If you’ve never been to Oarai’s Aquaworld, you’re in for a treat. With numerous different kinds of activities under one roof, including interactive displays and touchable marine life, you can enjoy yourself for hours no matter what your age. Not to mention, this is a great way to beat the summer heat without spending all your money or sitting around indoors. But for those who don’t speak much Japanese, the icing on the cake is the new guidance system they’ve introduced in 4 languages, allowing foreign visitors a chance to enjoy and understand the many exhibits freely. All in all, there’s something for the kid in all of us.
At the entrance to the building is a large ‘free zone’ where you can enter without paying admission; this is where the gigantic gift shops sits, overflowing with rainbow-hued plush animals and other marine-themed goods. Meanwhile, next door is the food court, managed by local eateries and serving, you guessed it, quite a bit of seafood. But once inside the actual aquarium gates I was quite surprised to find how interesting and intriguing everything was.
Large, round plexiglass drums as tall as an average adult filled with glistening, silvery schools of fish are the first to catch your eye. Forget the rest of the building, I would have been quite content to spend a few minutes watching the coalescence and dissolution of various shapes caused by the darting, gliding, hive-minded fish. But it was necessary to move quickly in order to catch the early dolphin and sea lion show. The show is held in a large, atrium-type room with a huge pool in the middle and waterproof spectator seats lining one wall. The other wall, the stage, is one giant window reaching up to the ceiling, allowing the background of the show to be the beautiful blend of sea and sky of Oarai’s coast. For those who prefer to know what’s going on beneath the surface there is also an underground viewing area where you can watch what’s going on below, or visit with the dolphins (who apparently love to come up close to the glass to see people) when the show is over.

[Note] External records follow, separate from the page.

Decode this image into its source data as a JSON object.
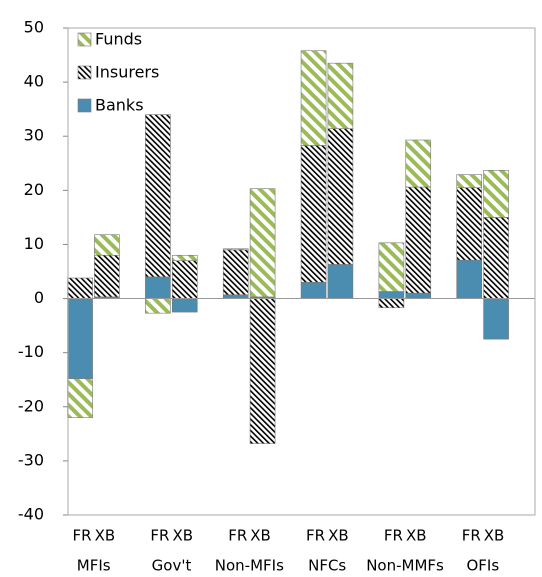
{
  "chart_data": {
    "type": "bar",
    "stacked": true,
    "categories": [
      "FR",
      "XB",
      "FR",
      "XB",
      "FR",
      "XB",
      "FR",
      "XB",
      "FR",
      "XB",
      "FR",
      "XB"
    ],
    "groups": [
      "MFIs",
      "Gov't",
      "Non-MFIs",
      "NFCs",
      "Non-MMFs",
      "OFIs"
    ],
    "series": [
      {
        "name": "Banks",
        "color": "#4a8db0",
        "fill": "solid",
        "values": [
          -14.8,
          0.3,
          4,
          -2.5,
          0.7,
          0.3,
          3,
          6.3,
          1.3,
          1,
          7.1,
          -7.5
        ]
      },
      {
        "name": "Insurers",
        "color": "#000000",
        "fill": "dense-hatch",
        "values": [
          3.8,
          7.7,
          30,
          7,
          8.3,
          -26.8,
          25.3,
          25.1,
          -1.7,
          19.6,
          13.4,
          15
        ]
      },
      {
        "name": "Funds",
        "color": "#9bbb59",
        "fill": "stripes",
        "values": [
          -7.2,
          3.8,
          -2.7,
          1,
          0.2,
          20,
          17.5,
          12.1,
          9,
          8.7,
          2.4,
          8.7
        ]
      }
    ],
    "ylim": [
      -40,
      50
    ],
    "yticks": [
      -40,
      -30,
      -20,
      -10,
      0,
      10,
      20,
      30,
      40,
      50
    ],
    "legend": "upper-left"
  }
}
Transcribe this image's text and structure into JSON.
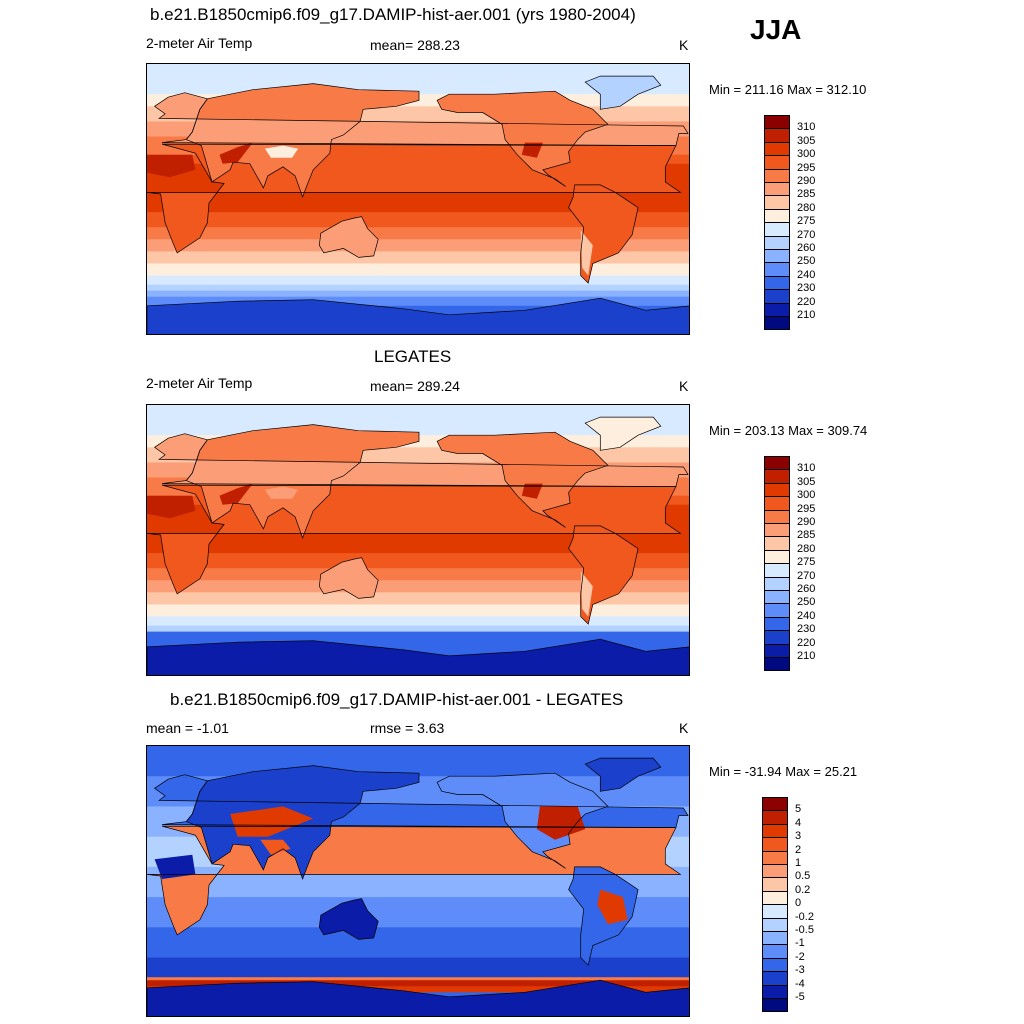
{
  "season": "JJA",
  "panels": [
    {
      "title": "b.e21.B1850cmip6.f09_g17.DAMIP-hist-aer.001 (yrs 1980-2004)",
      "left_label": "2-meter Air Temp",
      "center_label": "mean= 288.23",
      "right_label": "K",
      "minmax": "Min = 211.16 Max = 312.10",
      "kind": "temp",
      "colorbar": {
        "labels": [
          "310",
          "305",
          "300",
          "295",
          "290",
          "285",
          "280",
          "275",
          "270",
          "260",
          "250",
          "240",
          "230",
          "220",
          "210"
        ],
        "colors": [
          "#8b0000",
          "#c02000",
          "#e03a00",
          "#f0581e",
          "#f87a46",
          "#fb9e78",
          "#fdc6a6",
          "#feeedd",
          "#d8eaff",
          "#b4d2ff",
          "#8ab2ff",
          "#5e8cf8",
          "#3366e8",
          "#1a40cc",
          "#0a1ca8",
          "#000a80"
        ]
      },
      "layout_tag": "hist"
    },
    {
      "title": "LEGATES",
      "left_label": "2-meter Air Temp",
      "center_label": "mean= 289.24",
      "right_label": "K",
      "minmax": "Min = 203.13 Max = 309.74",
      "kind": "temp",
      "colorbar": {
        "labels": [
          "310",
          "305",
          "300",
          "295",
          "290",
          "285",
          "280",
          "275",
          "270",
          "260",
          "250",
          "240",
          "230",
          "220",
          "210"
        ],
        "colors": [
          "#8b0000",
          "#c02000",
          "#e03a00",
          "#f0581e",
          "#f87a46",
          "#fb9e78",
          "#fdc6a6",
          "#feeedd",
          "#d8eaff",
          "#b4d2ff",
          "#8ab2ff",
          "#5e8cf8",
          "#3366e8",
          "#1a40cc",
          "#0a1ca8",
          "#000a80"
        ]
      },
      "layout_tag": "obs"
    },
    {
      "title": "b.e21.B1850cmip6.f09_g17.DAMIP-hist-aer.001 - LEGATES",
      "left_label": "mean =  -1.01",
      "center_label": "rmse =   3.63",
      "right_label": "K",
      "minmax": "Min = -31.94 Max =  25.21",
      "kind": "diff",
      "colorbar": {
        "labels": [
          "5",
          "4",
          "3",
          "2",
          "1",
          "0.5",
          "0.2",
          "0",
          "-0.2",
          "-0.5",
          "-1",
          "-2",
          "-3",
          "-4",
          "-5"
        ],
        "colors": [
          "#8b0000",
          "#c02000",
          "#e03a00",
          "#f0581e",
          "#f87a46",
          "#fb9e78",
          "#fdc6a6",
          "#feeedd",
          "#d8eaff",
          "#b4d2ff",
          "#8ab2ff",
          "#5e8cf8",
          "#3366e8",
          "#1a40cc",
          "#0a1ca8",
          "#000a80"
        ]
      },
      "layout_tag": "diff"
    }
  ]
}
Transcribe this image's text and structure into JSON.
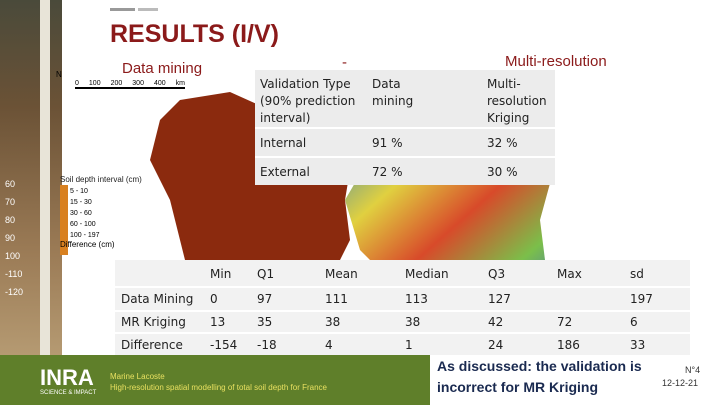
{
  "header": {
    "title": "RESULTS (I/V)",
    "left_label": "Data mining",
    "middle_label": "-",
    "right_label": "Multi-resolution"
  },
  "map": {
    "north": "N",
    "scale": [
      "0",
      "100",
      "200",
      "300",
      "400",
      "km"
    ],
    "legend_title": "Soil depth interval (cm)",
    "legend_items": [
      "5 - 10",
      "15 - 30",
      "30 - 60",
      "60 - 100",
      "100 - 197"
    ],
    "difference_title": "Difference (cm)"
  },
  "ruler": [
    "60",
    "70",
    "80",
    "90",
    "100",
    "-110",
    "-120"
  ],
  "validation_table": {
    "header": [
      "Validation Type (90% prediction interval)",
      "Data mining",
      "Multi-resolution Kriging"
    ],
    "rows": [
      [
        "Internal",
        "91 %",
        "32 %"
      ],
      [
        "External",
        "72 %",
        "30 %"
      ]
    ]
  },
  "stats_table": {
    "header": [
      "Min",
      "Q1",
      "Mean",
      "Median",
      "Q3",
      "Max",
      "sd"
    ],
    "rows": [
      {
        "name": "Data Mining",
        "values": [
          0,
          97,
          111,
          113,
          127,
          null,
          197
        ]
      },
      {
        "name": "MR Kriging",
        "values": [
          13,
          35,
          38,
          38,
          42,
          72,
          6
        ]
      },
      {
        "name": "Difference",
        "values": [
          -154,
          -18,
          4,
          1,
          24,
          186,
          33
        ]
      }
    ]
  },
  "footer": {
    "author": "Marine Lacoste",
    "talk": "High-resolution spatial modelling of total soil depth for France",
    "logo": "INRA",
    "logo_sub": "SCIENCE & IMPACT",
    "note": "As discussed: the validation is incorrect for MR Kriging",
    "page": "N°4",
    "date": "12-12-21"
  }
}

The show itself was highly engaging, with the clever sea lion Pudding doing handstands and even giving CPR. But the highlight was, of course, the agile and powerful dolphins. Leaping over twenty feet into the air, doing massive flips and jumps, tossing beach balls at the audience, even waving goodbye with their flippers at the end! Most impressive of all was when they launched their trainer out of the water like a rocket. The dolphins themselves are shared between other aquariums from time to time, in order to encourage breeding and to avoid needing more from the wild, and there is a vet on hand to make sure they are always happy and healthy.
Each section of the aquarium has different attractions, covering deep-sea dwelling fish such as the anglerfish, jellyfish, crabs, but especially sharks. Aquaworld has roughly 50 varieties of sharks, ranging from the large, vicious-looking giant sharks to the tiny bottom-feeders, one of the biggest collections in the world. There are even displays where you can touch the different kinds of shark eggs (after hatching of course); did you know some sharks lay eggs that look like giant screws? Another section is a veritable oceanic petting-zoo, where you can reach in and handle some shallow-dwelling creatures such as starfish, sea cucumbers, and, of course, even a tiny shark. Nearby they give short educational talks about various creatures, and there are hands-on displays such as different penguin calls and the bubble- net certain whales use to trap fish.
For those who prefer a bit more land-based fun there are penguins, puffins, and, for a limited time, capybara on display. Part of the habitat is outdoors overlooking the beautiful ocean coastline, and above is a café with a terrace so that you can enjoy a snack with your view. Nearby is a kids’ treehouse, so you can let the sprouts burn off some energy before moving on.
One important thing to mention is, nearly all of the creatures on display at Aquaworld are local. Due to its location at the convergence of the Nakagawa river and Pacific Ocean there are various species native to the region, many of which are on display here. Recently Aquaworld implemented a guidance system in 4 languages (Japanese, English, Korean, Chinese) that is accessible via the Nintendo DS. Upon entering the building you can choose to download the files, and each exhibit has a corresponding number that you enter to hear a short description in the language of your choice. For now you must bring your own but as of September 3rd they will be offered for rental within the building.
Whether you’re 6 or 60, this is a great way to enjoy a day at the beach without worrying about the weather.